Поминуха в Кушмарии

Сергей Евстратьев, 2018

Уважаемый читатель, ты сегодня смеялся? Нет. Негодовал? Да! Тогда эта книга для тебя. Doctor honoris causa, профессор и академик, экономист Сергей Евстратьев, доказав, что остроумие сильнее ума, если им пользоваться с умом, а современная экономика и юмор – синонимы, перешел на сторону литературы. Его ироничный и озорной взгляд оценены. Он удостоен премии «Золотой телёнок» Литературной газеты, звания лауреата Национального конкурса драматургов, Союзом писателей Республики Молдова дважды признан писателем-сатириком № 1. В 2017 г. за книгу «Сказки для взрослых» и в 2018 г. за книгу «Поминуха в Кушмарии», которая перед вами. Мы уверены, читая ее, вы будете смеяться и грустить, возмущаться и улыбаться. Что еще нужно хорошей книге?

Оглавление

9. Поминальный коллоквиум

В комнате стало просторнее. Гроб убрали. Рассевшиеся вокруг стола гости улыбались, уже не стесняясь. Голубцы в виноградных листочках манили ароматом, вино в стаканах искрилось. Чокались, не соблюдая принципа четности. Голос тостирующего спикера звучал почти без официоза.

Кто в зрелом возрасте не может не давать советы? Таких мало найдется. Тем более, в южном городе. Тем более, после рюмочки. И не имеет значения, разбирается или не разбирается в обсуждаемом вопросе желающий дать совет, но дать совет он обязан. Причем не важно, оценят его или нет.

Спикер был неудержим:

— Как видите, все уладилось, успокоилось, можно провести коллоквиум.

— Чего провести? — не мог успокоиться Федосеич.

— Коллоквиум — слово латинское, означает беседу, разговор.

Вот мы и поговорим о нашей уважаемой Анне Георгиевне.

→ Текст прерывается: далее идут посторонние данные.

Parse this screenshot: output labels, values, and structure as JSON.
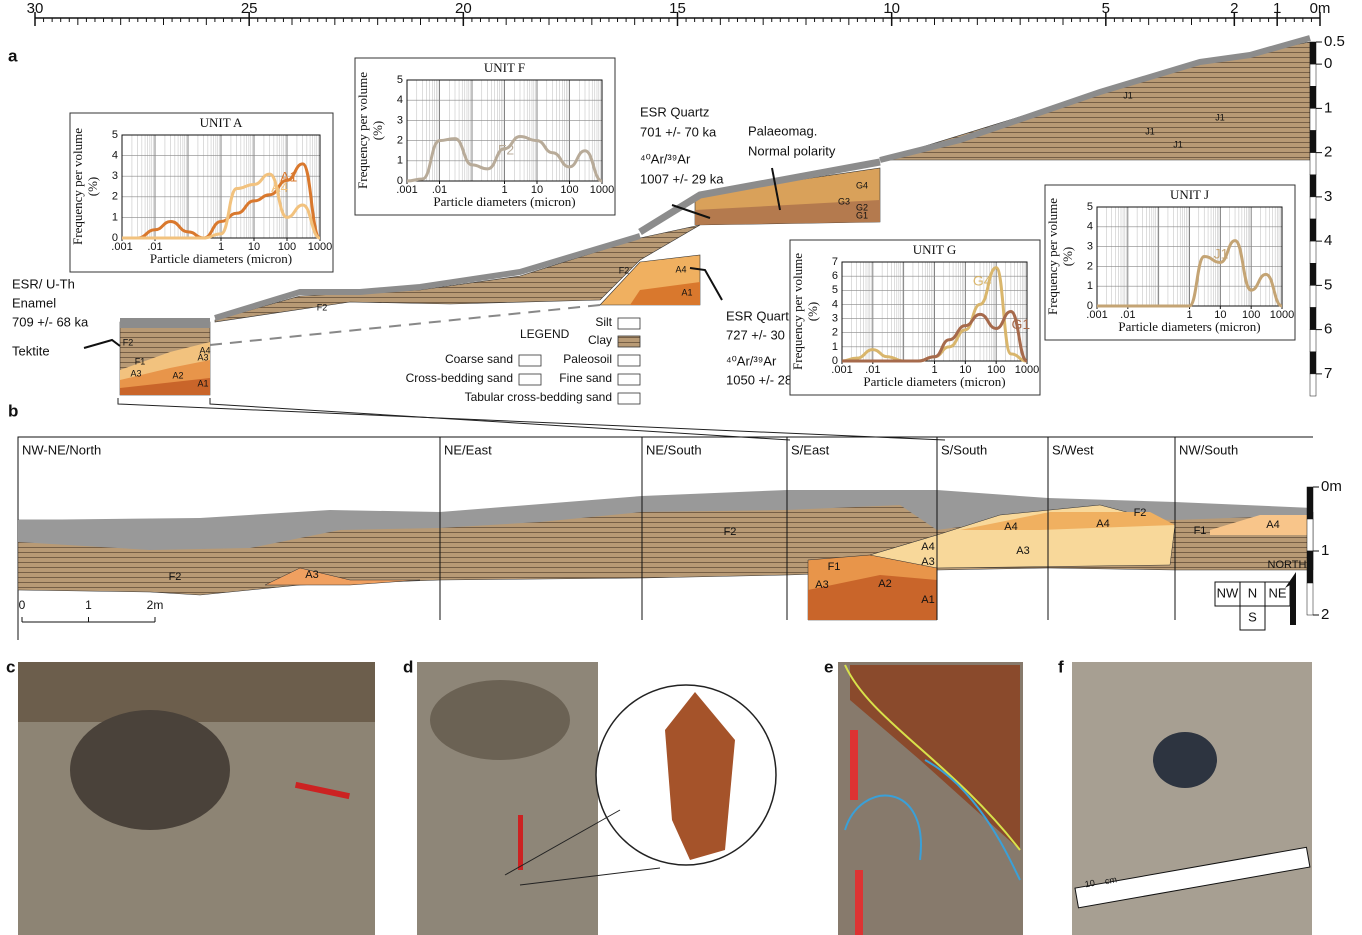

Какой таксист не любит быстрой езды, нарушая все правила? Федосеич не стал исключением. Он не дал поминальному спикеру закончить фразу. Встав с поднятым стаканом, вежливо начал:

— Mille pardon, чёрт побери, господа! Позвольте нам, простым людям от баранки, пожелать, чтобы по дороге к Отцу нашему, когда Он призовет, Анне не мешали дорожные инспекторы.

Василий удивился:

— Ну, ты даешь, шашист. Какие там инспекторы? Они все в аду. А у Анны маршрут: земля — рай.

Таксист, названный «шашистом», обидчиво насупился:

— Ты мало с ними сталкивался. Полицейские инспекторы где угодно прячутся, хотя по закону не имеют права, но права потом качают, и четко знают, кого трогать чревато. Мы, таксисты, к таким не относимся. Потому мой тост справедливый.

— А что, Анна на такси в рай поедет? — продолжал подначивать Василий.

Спикер вспомнил о своих обязанностях:

— Предложение поступило, я поддерживаю уважаемого шашиста, тьфу, уважаемого господина таксиста. Он предупредил о возможных препятствиях в дороге, предупредил обоснованно, на основе личного опыта. Сколько лет за рулем, уважаемый?

— Через месяц тридцать будет.

— Слышите, тридцать! Месяц отбрасываем, как отпускной. Нельзя не считаться с таким опытом. Итак, за хорошую дорогу Анны Георгиевны, без излишних контролеров! Можно чокнуться.

Таксист, довольный признанием, снисходительно обратился к Василию:

— Ну что, Вася, вперед? — и чокнулся с ним. — Стоклеточные шашки не для тебя. Играй в простые.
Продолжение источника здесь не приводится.